Hugo was elected to the Legislative Assembly and the Constitutional Assembly following the 1848 revolution and the formation of the Second Republic. He led soldiers who stormed the barricades when workers rioted. Due in large part to the Church's indifference to the plight of the working class under the monarchy, which crushed their opposition, Hugo evolved from non-practicing Catholic to a Voltairean Deism. He substituted "distant deference for open hostility," according to biographer Henri Guillemin.[3] But although Hugo believed Catholic dogma outdated and dying, he would not attack the institution. After the 1851 coup d'état by Napoleon III, Hugo believed his life in danger on account of his apostasy: he fled France for Brussels, then Jersey (he returned in 1870).
Le soldat et le prêtre
ce sont les pires ennemis
de l'humanité, car
si le soldat tue, le prêtre ment.The soldier and the priest
are the worst enemies
of humanity, for
if the soldier kills, the priest lies.[4]

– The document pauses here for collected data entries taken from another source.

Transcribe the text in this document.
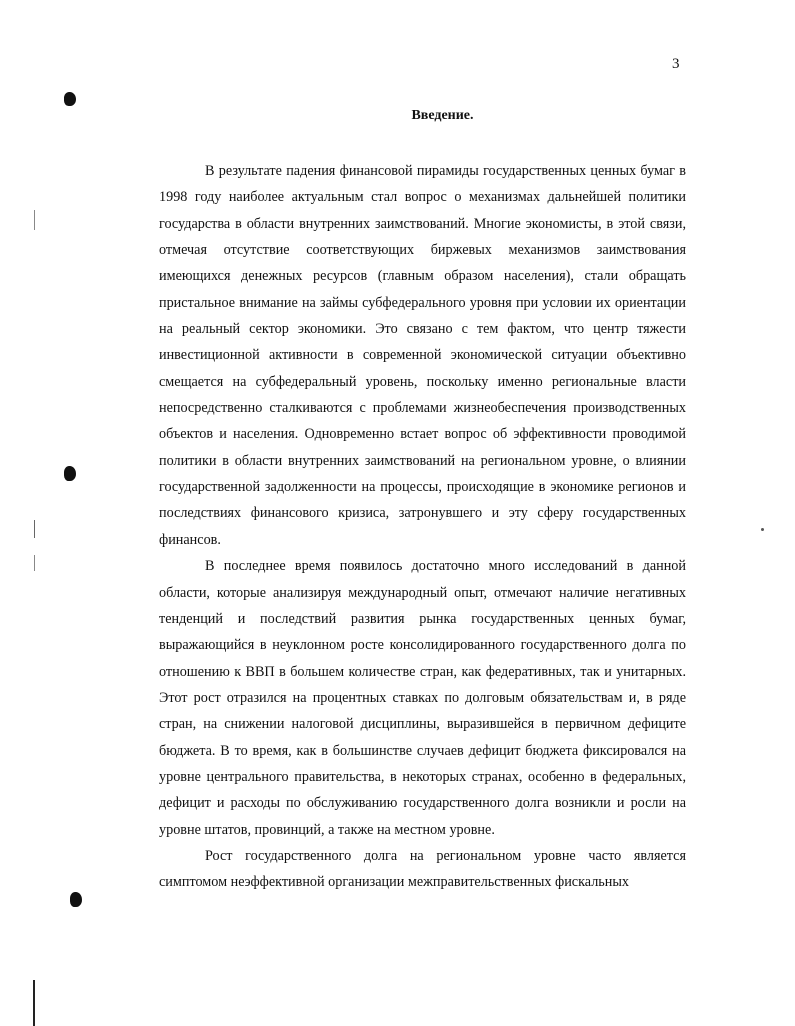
3
Введение.

В результате падения финансовой пирамиды государственных ценных бумаг в 1998 году наиболее актуальным стал вопрос о механизмах дальнейшей политики государства в области внутренних заимствований. Многие экономисты, в этой связи, отмечая отсутствие соответствующих биржевых механизмов заимствования имеющихся денежных ресурсов (главным образом населения), стали обращать пристальное внимание на займы субфедерального уровня при условии их ориентации на реальный сектор экономики. Это связано с тем фактом, что центр тяжести инвестиционной активности в современной экономической ситуации объективно смещается на субфедеральный уровень, поскольку именно региональные власти непосредственно сталкиваются с проблемами жизнеобеспечения производственных объектов и населения. Одновременно встает вопрос об эффективности проводимой политики в области внутренних заимствований на региональном уровне, о влиянии государственной задолженности на процессы, происходящие в экономике регионов и последствиях финансового кризиса, затронувшего и эту сферу государственных финансов.

В последнее время появилось достаточно много исследований в данной области, которые анализируя международный опыт, отмечают наличие негативных тенденций и последствий развития рынка государственных ценных бумаг, выражающийся в неуклонном росте консолидированного государственного долга по отношению к ВВП в большем количестве стран, как федеративных, так и унитарных. Этот рост отразился на процентных ставках по долговым обязательствам и, в ряде стран, на снижении налоговой дисциплины, выразившейся в первичном дефиците бюджета. В то время, как в большинстве случаев дефицит бюджета фиксировался на уровне центрального правительства, в некоторых странах, особенно в федеральных, дефицит и расходы по обслуживанию государственного долга возникли и росли на уровне штатов, провинций, а также на местном уровне.

Рост государственного долга на региональном уровне часто является симптомом неэффективной организации межправительственных фискальных
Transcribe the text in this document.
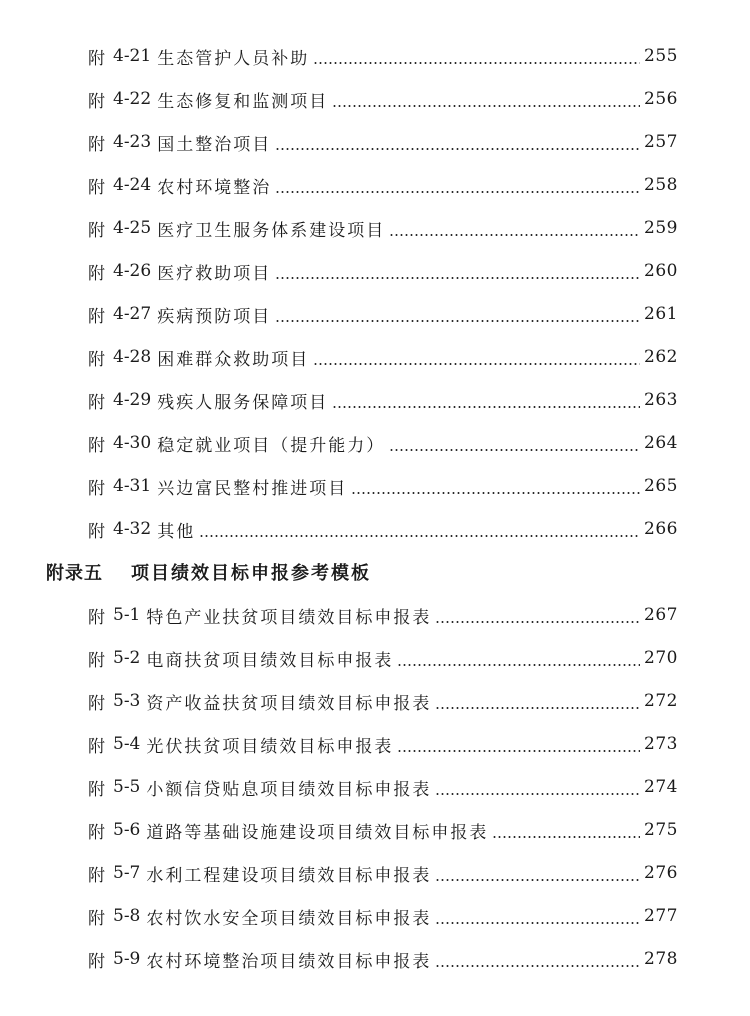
附 4-21 生态管护人员补助	255
附 4-22 生态修复和监测项目	256
附 4-23 国土整治项目	257
附 4-24 农村环境整治	258
附 4-25 医疗卫生服务体系建设项目	259
附 4-26 医疗救助项目	260
附 4-27 疾病预防项目	261
附 4-28 困难群众救助项目	262
附 4-29 残疾人服务保障项目	263
附 4-30 稳定就业项目（提升能力）	264
附 4-31 兴边富民整村推进项目	265
附 4-32 其他	266
附录五 项目绩效目标申报参考模板
附 5-1 特色产业扶贫项目绩效目标申报表	267
附 5-2 电商扶贫项目绩效目标申报表	270
附 5-3 资产收益扶贫项目绩效目标申报表	272
附 5-4 光伏扶贫项目绩效目标申报表	273
附 5-5 小额信贷贴息项目绩效目标申报表	274
附 5-6 道路等基础设施建设项目绩效目标申报表	275
附 5-7 水利工程建设项目绩效目标申报表	276
附 5-8 农村饮水安全项目绩效目标申报表	277
附 5-9 农村环境整治项目绩效目标申报表	278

Although he remained somewhat superstitious, Hugo's Rationalism can be found in poems such as his 1860 poem about religious fanaticism, "Torquemada," his violently anti-clerical 1878 poem, "The Pope," his 1880 poem denying the usefulness of churches, "Religions and Religion," and two posthumous poems, "The End of Satan" and "God" (1886, 1891), in which he represents Christianity as a griffin and Rationalism as an angel. When his son Charles died in 1871, Hugo saw that he was buried without cross or priest; two years later, on the death of his other son, François-Victor, he made the same stipulation. To a census-taker, who asked him in 1872 if he was a Catholic, Hugo replied, "No. A Freethinker." Hugo predicted that Christianity would soon disappear, but men would still believe in "God, Soul, and Responsibility."[5]
Hugo died in Paris on 22 May 1885 at age 83. He was given a national funeral and buried in the Panthéon. The church was outraged that Hugo had demanded that the crucifix be removed, but Hugo had written in his will (1860), "no priest will attend to my interment" and "I give fifty thousand francs to the poor. I desire to be carried to the cemetery in their hearse. I refuse the oration of all the Churches."[6]

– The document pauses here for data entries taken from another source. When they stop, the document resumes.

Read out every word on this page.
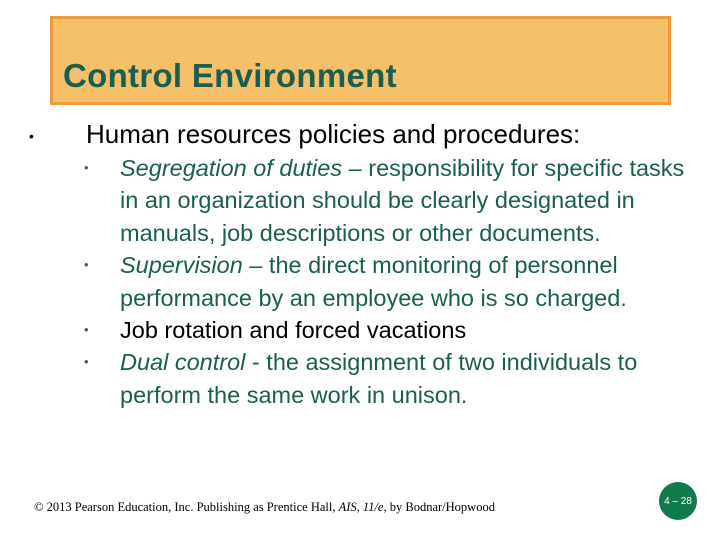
Control Environment
• Human resources policies and procedures:
• Segregation of duties – responsibility for specific tasks in an organization should be clearly designated in manuals, job descriptions or other documents.
• Supervision – the direct monitoring of personnel performance by an employee who is so charged.
• Job rotation and forced vacations
• Dual control - the assignment of two individuals to perform the same work in unison.
© 2013 Pearson Education, Inc. Publishing as Prentice Hall, AIS, 11/e, by Bodnar/Hopwood	4 – 28
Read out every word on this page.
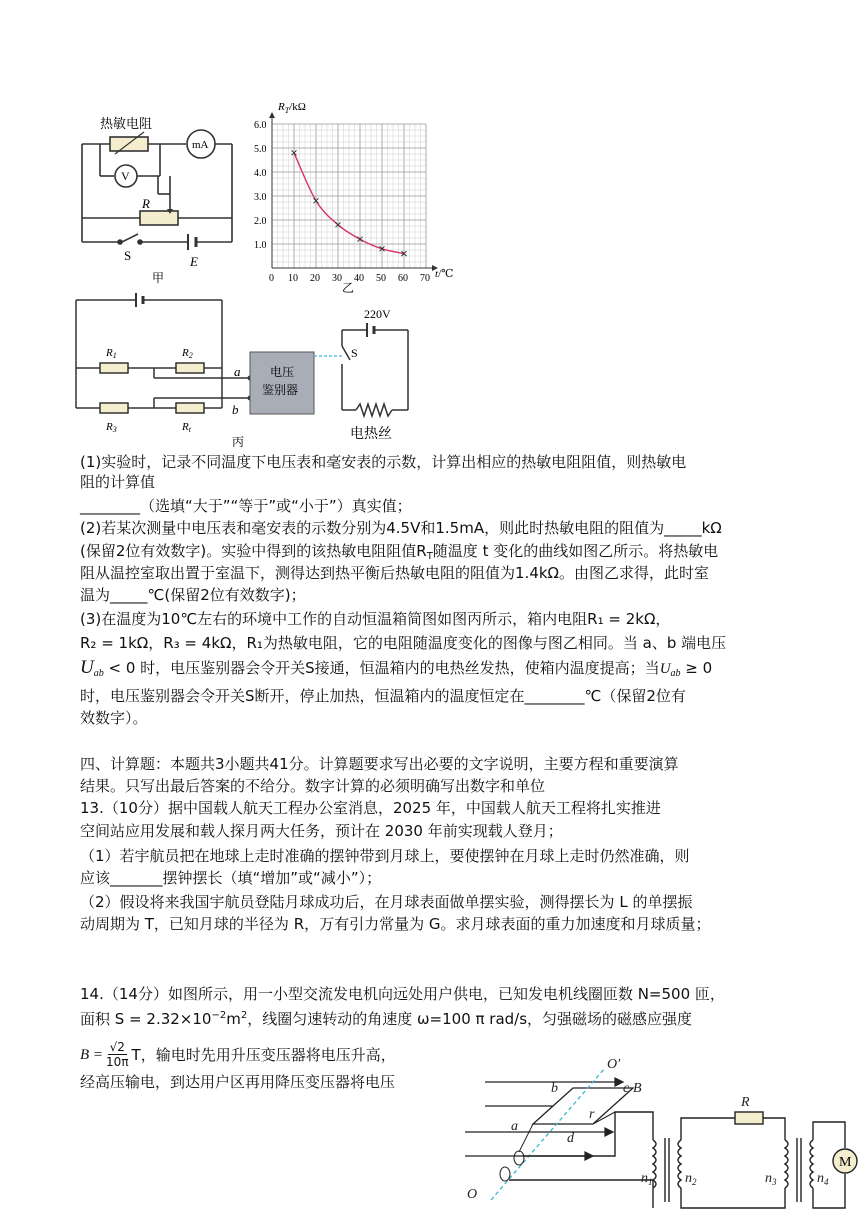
热敏电阻
mA
V
R
S	E
甲	0 10 20 30 40 50 60 70
1.0
2.0
3.0
4.0
5.0
6.0
$R_T/k\Omega$
t/℃
乙
R1	R2
R3	Rt
a
b
电压
鉴别器
220V
S
电热丝
丙
(1)实验时，记录不同温度下电压表和毫安表的示数，计算出相应的热敏电阻阻值，则热敏电
阻的计算值
________（选填“大于”“等于”或“小于”）真实值；
(2)若某次测量中电压表和毫安表的示数分别为4.5V和1.5mA，则此时热敏电阻的阻值为_____kΩ
(保留2位有效数字)。实验中得到的该热敏电阻阻值$R_T$随温度 t 变化的曲线如图乙所示。将热敏电
阻从温控室取出置于室温下，测得达到热平衡后热敏电阻的阻值为1.4kΩ。由图乙求得，此时室
温为_____℃(保留2位有效数字)；
(3)在温度为10℃左右的环境中工作的自动恒温箱简图如图丙所示，箱内电阻R₁ = 2kΩ，
R₂ = 1kΩ，R₃ = 4kΩ，R₁为热敏电阻，它的电阻随温度变化的图像与图乙相同。当 a、b 端电压
$U_{ab} < 0$ 时，电压鉴别器会令开关S接通，恒温箱内的电热丝发热，使箱内温度提高；当$U_{ab} \ge 0$
时，电压鉴别器会令开关S断开，停止加热，恒温箱内的温度恒定在________℃（保留2位有
效数字）。
四、计算题：本题共3小题共41分。计算题要求写出必要的文字说明，主要方程和重要演算
结果。只写出最后答案的不给分。数字计算的必须明确写出数字和单位
13.（10分）据中国载人航天工程办公室消息，2025 年，中国载人航天工程将扎实推进
空间站应用发展和载人探月两大任务，预计在 2030 年前实现载人登月；
（1）若宇航员把在地球上走时准确的摆钟带到月球上，要使摆钟在月球上走时仍然准确，则
应该_______摆钟摆长（填“增加”或“减小”）；
（2）假设将来我国宇航员登陆月球成功后，在月球表面做单摆实验，测得摆长为 L 的单摆振
动周期为 T，已知月球的半径为 R，万有引力常量为 G。求月球表面的重力加速度和月球质量；
14.（14分）如图所示，用一小型交流发电机向远处用户供电，已知发电机线圈匝数 N=500 匝，
面积 $S = 2.32\times 10^{-2}m^2$，线圈匀速转动的角速度 ω=100 π rad/s，匀强磁场的磁感应强度
$B = \frac{√2}{10\pi}$ T，输电时先用升压变压器将电压升高，
经高压输电，到达用户区再用降压变压器将电压
M
O′
O
b	c B
r
a
d
R
$n_1$ $n_2$	$n_3$	$n_4$
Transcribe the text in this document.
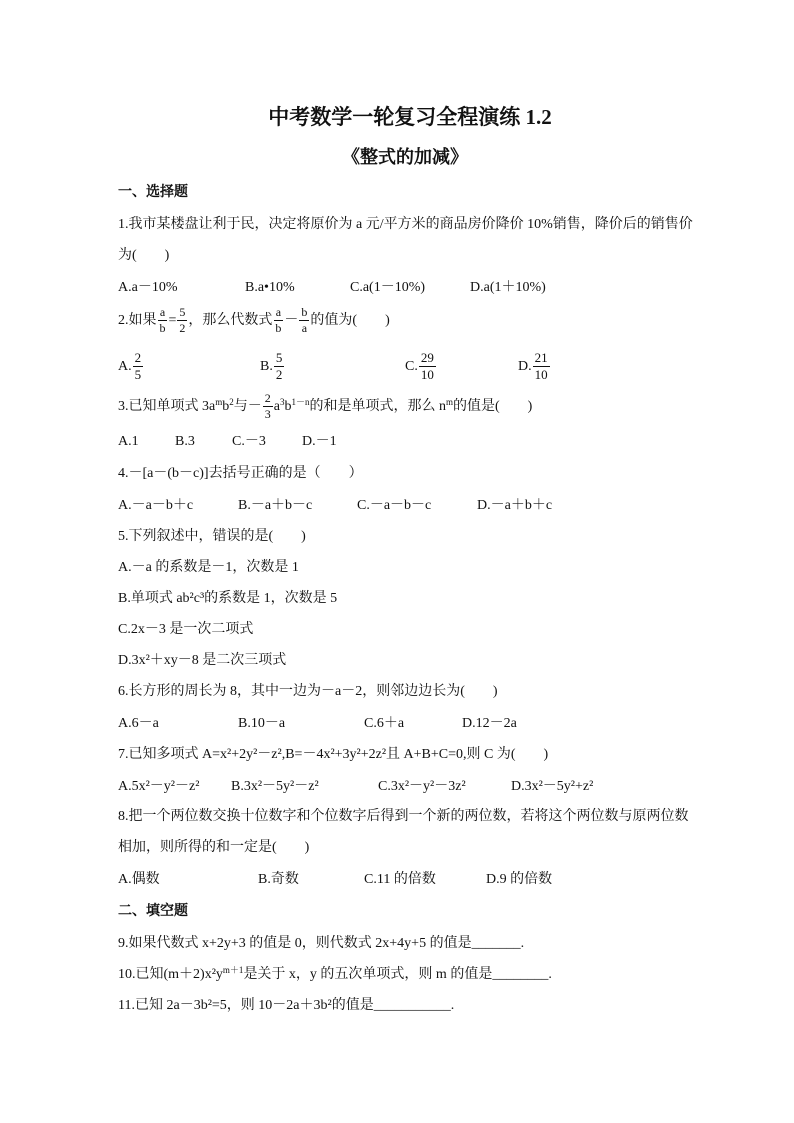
中考数学一轮复习全程演练 1.2
《整式的加减》
一、选择题
1.我市某楼盘让利于民，决定将原价为 a 元/平方米的商品房价降价 10%销售，降价后的销售价为(　　)
A.a－10%	B.a•10%	C.a(1－10%)	D.a(1＋10%)
2.如果 $\frac{a}{b} = \frac{5}{2}$ ，那么代数式 $\frac{a}{b} - \frac{b}{a}$ 的值为(　　)
A. $\frac{2}{5}$	B. $\frac{5}{2}$	C. $\frac{29}{10}$	D. $\frac{21}{10}$
3.已知单项式 $3a^mb^2$与－ $\frac{2}{3} a^3b^{1-n}$的和是单项式，那么 $n^m$的值是(　　)
A.1	B.3	C.－3	D.－1
4.－[a－(b－c)]去括号正确的是（　　）
A.－a－b＋c	B.－a＋b－c	C.－a－b－c	D.－a＋b＋c
5.下列叙述中，错误的是(　　)
A.－a 的系数是－1，次数是 1
B.单项式 ab²c³的系数是 1，次数是 5
C.2x－3 是一次二项式
D.3x²＋xy－8 是二次三项式
6.长方形的周长为 8，其中一边为－a－2，则邻边边长为(　　)
A.6－a	B.10－a	C.6＋a	D.12－2a
7.已知多项式 A=x²+2y²－z²,B=－4x²+3y²+2z²且 A+B+C=0,则 C 为(　　)
A.5x²－y²－z² B.3x²－5y²－z²	C.3x²－y²－3z²	D.3x²－5y²+z²
8.把一个两位数交换十位数字和个位数字后得到一个新的两位数，若将这个两位数与原两位数相加，则所得的和一定是(　　)
A.偶数	B.奇数	C.11 的倍数	D.9 的倍数
二、填空题
9.如果代数式 x+2y+3 的值是 0，则代数式 2x+4y+5 的值是_______.
10.已知$(m+2)x^2y^{m+1}$是关于 x，y 的五次单项式，则 m 的值是________.
11.已知 2a－3b²=5，则 10－2a＋3b²的值是___________.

It was Victor Hugo who said, "Sacrificing the earth for paradise is giving up the substance for the shadow."[7]
[1] Ira Cardiff, What Great Men Think of Religion, 1945; repr. 1972; quoted in James A. Haught, 2000 Years of Disbelief, 1996. [2] Rufus K. Noyes, Views of Religion, 1906; quoted in Haught. [3] Details for this and other notes on Hugo's religious opinions can be found in Henri Guillemin, Victor Hugo et l'Église, dans La Bataille de Dieu (Victor Hugo and the church, in The Battle of God), 1944. [4] Ibid. [5] Grant Duff, Ernest Renan, 1901; Duff reported on a conversation he had with Hugo a few years before the writer's death. [6] Guillemin. [7] Noyes.